One final note about wp-config.php files: make sure to store them above the public HTML directory and make the permissions read only for the web user. This makes a huge difference in securing WordPress.
The database issue
Finally, the meat of the matter.
What I had to accept is, when using WordPress, there's no good way to "merge" database changes. Instead, we needed to develop rules of conduct to solve this. The rules are fairly simple, and have served us well so far.
During development, there's a single person who "owns" the site. That person usually does the setup (getting the hosting package together, starting the Basecamp project, slicing the design, that sort of thing). Once that person is to a reasonable point, the dump the database for the WordPress install and put it into Git. From that point forward, everyone doing development uses that database dump, and the owner is the only one who makes changes to the database.
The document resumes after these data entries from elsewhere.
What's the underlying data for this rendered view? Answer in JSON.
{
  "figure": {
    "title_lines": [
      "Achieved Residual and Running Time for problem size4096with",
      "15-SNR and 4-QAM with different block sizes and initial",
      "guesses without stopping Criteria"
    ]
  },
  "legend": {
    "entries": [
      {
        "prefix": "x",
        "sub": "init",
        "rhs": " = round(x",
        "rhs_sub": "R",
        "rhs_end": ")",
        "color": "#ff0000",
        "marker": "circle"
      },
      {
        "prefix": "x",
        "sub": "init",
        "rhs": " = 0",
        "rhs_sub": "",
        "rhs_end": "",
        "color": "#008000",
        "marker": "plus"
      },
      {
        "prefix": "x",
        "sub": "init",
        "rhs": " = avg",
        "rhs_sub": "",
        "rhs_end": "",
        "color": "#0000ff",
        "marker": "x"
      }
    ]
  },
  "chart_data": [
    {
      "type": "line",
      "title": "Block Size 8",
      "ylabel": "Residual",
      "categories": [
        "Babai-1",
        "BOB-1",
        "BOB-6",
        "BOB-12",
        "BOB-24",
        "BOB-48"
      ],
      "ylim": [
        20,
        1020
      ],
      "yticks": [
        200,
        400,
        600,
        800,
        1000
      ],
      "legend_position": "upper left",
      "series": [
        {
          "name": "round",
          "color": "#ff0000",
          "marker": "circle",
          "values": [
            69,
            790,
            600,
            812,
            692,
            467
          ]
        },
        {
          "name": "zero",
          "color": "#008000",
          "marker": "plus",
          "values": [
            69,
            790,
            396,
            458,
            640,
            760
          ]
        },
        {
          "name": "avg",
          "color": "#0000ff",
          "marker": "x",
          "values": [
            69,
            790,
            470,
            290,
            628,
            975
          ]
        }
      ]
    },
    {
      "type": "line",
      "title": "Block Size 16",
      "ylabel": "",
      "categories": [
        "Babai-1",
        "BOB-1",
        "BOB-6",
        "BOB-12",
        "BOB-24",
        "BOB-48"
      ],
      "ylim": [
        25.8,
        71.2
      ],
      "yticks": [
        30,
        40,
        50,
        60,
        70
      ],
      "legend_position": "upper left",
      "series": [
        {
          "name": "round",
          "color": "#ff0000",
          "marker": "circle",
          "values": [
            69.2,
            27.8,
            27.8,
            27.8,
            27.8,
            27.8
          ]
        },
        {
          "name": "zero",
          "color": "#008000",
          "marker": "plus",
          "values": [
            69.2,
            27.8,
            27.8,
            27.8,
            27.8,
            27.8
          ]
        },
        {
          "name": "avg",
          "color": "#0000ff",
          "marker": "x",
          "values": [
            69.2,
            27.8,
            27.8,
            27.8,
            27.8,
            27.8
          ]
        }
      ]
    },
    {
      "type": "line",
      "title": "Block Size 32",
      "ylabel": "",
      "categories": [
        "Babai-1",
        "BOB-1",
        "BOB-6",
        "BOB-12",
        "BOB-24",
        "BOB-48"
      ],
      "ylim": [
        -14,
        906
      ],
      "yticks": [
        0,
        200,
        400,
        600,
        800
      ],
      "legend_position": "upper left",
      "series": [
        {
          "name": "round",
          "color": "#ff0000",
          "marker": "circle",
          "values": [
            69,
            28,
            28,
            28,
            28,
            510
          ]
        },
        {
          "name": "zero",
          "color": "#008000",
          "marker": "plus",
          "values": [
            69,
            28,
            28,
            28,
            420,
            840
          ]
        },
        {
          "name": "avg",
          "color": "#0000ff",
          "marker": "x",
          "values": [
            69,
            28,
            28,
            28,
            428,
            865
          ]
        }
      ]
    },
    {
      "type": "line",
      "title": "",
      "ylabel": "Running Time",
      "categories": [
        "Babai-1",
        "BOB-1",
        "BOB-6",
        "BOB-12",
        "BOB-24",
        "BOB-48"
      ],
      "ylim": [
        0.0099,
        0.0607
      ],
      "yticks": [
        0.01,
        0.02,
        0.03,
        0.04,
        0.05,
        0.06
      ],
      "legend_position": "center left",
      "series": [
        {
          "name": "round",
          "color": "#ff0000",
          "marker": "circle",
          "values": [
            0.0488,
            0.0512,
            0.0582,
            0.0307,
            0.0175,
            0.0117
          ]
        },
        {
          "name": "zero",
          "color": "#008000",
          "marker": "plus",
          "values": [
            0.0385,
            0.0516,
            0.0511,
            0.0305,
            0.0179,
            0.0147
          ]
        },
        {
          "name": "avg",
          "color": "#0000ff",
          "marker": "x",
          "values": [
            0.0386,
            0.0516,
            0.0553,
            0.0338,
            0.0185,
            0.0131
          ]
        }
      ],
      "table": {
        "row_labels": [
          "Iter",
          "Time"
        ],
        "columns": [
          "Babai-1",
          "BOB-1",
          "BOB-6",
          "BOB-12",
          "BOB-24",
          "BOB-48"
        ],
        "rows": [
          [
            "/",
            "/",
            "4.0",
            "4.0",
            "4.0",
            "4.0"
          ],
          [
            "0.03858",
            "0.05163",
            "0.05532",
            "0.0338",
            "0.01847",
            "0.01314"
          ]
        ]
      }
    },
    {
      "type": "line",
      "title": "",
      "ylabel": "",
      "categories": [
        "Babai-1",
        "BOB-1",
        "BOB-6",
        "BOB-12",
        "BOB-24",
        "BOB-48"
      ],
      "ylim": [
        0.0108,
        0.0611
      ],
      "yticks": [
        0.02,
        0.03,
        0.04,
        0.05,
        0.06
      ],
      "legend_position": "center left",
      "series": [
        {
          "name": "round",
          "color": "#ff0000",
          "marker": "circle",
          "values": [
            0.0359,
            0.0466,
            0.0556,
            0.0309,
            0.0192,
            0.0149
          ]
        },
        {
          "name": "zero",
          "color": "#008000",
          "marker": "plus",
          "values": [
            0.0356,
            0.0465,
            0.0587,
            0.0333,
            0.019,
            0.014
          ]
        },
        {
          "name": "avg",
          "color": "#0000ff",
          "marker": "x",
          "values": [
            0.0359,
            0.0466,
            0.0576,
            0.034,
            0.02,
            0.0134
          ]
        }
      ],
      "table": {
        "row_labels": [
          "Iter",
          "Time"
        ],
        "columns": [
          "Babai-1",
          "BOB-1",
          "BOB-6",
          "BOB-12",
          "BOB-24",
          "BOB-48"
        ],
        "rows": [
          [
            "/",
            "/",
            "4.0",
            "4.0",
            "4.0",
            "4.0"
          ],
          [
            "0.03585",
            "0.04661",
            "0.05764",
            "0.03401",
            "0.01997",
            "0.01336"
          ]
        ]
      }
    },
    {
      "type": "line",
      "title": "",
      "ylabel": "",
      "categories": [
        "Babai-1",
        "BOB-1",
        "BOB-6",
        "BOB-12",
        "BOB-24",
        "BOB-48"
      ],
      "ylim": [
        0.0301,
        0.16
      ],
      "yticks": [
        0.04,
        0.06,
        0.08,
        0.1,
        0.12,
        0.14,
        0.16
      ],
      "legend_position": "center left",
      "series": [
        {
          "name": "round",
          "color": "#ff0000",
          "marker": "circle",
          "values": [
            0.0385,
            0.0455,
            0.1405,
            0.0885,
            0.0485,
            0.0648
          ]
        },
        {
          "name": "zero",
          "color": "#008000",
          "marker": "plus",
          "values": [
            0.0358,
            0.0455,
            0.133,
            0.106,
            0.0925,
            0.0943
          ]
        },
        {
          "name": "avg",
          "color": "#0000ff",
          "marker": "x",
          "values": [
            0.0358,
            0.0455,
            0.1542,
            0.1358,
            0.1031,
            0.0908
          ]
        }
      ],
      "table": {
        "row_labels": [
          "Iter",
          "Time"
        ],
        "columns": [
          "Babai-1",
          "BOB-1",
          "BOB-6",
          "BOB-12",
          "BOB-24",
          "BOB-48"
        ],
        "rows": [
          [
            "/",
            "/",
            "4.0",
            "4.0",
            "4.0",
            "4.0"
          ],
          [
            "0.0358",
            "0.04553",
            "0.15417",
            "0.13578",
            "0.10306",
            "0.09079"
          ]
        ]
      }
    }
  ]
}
Once the site build gets a bit further along, the site is put on a server. From that point on, the server's database is canonical. Everyone (including the owner) must make all database changes on the server and pull the changes down for local development and testing.
This process isn't perfect. It's still possible that someone might need to make changes in the WordPress backend locally during development, and then have to make those changes again in production. However, we've found that sort of thing to be rare, and this process works fairly well for us.